July 16, 2004
Hong Kong has the freest economy in the world, with an index score of 8.7 out of a possible 10, closely followed by Singapore at 8.6. The index scores in the Cato Institute/Fraser Institute-sponsored "Economic Freedom of the World: 2004 Annual Report" allow countries to be ranked according to the degree to which their policies and institutions are supportive of personal choice, voluntary exchange, freedom to compete, and security of privately owned property.
The more economically free a country is, the greater the prosperity of its citizens, say the authors.
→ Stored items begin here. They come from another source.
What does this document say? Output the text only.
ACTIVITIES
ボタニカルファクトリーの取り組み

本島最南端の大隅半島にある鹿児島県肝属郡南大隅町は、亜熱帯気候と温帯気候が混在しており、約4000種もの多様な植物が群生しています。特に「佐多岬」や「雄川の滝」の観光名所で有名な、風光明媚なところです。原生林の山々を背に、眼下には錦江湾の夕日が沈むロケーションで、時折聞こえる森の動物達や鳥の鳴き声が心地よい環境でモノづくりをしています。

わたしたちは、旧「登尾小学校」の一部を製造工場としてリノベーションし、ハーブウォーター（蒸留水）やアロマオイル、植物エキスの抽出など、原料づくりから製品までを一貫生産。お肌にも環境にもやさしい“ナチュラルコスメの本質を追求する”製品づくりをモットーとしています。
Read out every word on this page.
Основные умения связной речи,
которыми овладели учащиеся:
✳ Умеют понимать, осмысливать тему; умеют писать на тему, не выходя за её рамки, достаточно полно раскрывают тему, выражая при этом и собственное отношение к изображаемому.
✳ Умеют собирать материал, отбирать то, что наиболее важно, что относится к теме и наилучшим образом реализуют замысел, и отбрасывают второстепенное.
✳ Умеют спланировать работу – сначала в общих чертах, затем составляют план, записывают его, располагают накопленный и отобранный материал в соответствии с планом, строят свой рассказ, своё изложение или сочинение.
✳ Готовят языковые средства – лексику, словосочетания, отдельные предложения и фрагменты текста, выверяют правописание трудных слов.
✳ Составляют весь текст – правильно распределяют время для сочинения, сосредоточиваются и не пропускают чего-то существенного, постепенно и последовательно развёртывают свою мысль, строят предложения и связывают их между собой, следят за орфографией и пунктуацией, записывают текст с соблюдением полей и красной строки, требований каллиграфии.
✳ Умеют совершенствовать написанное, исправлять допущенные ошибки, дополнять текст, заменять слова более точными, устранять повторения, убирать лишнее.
According to the report:
- New Zealand, Switzerland, United Kingdom, and United States tied for third with ratings of 8.2; the other top 10 nations are Australia, Canada, Ireland and Luxembourg.
- The rankings of other large economies are Germany, 22; Japan and Italy, 36; France, 44; Mexico, 58; India, 68; Brazil, 74; China, 90; and Russia, 114.
Most of the lowest-ranking nations are African, Latin American, or former communist states:
- Botswana's ranking of 18 is by far the best among continental sub-Saharan African nations.
- Chile, with the best record in Latin America, was tied with four other nations at 22.
The bottom five nations were Venezuela, Central African Republic, the Democratic Republic of Congo, Zimbabwe, and Myanmar; however, a number of other nations for which data are not available, such as North Korea and Cuba, may have even less economic freedom.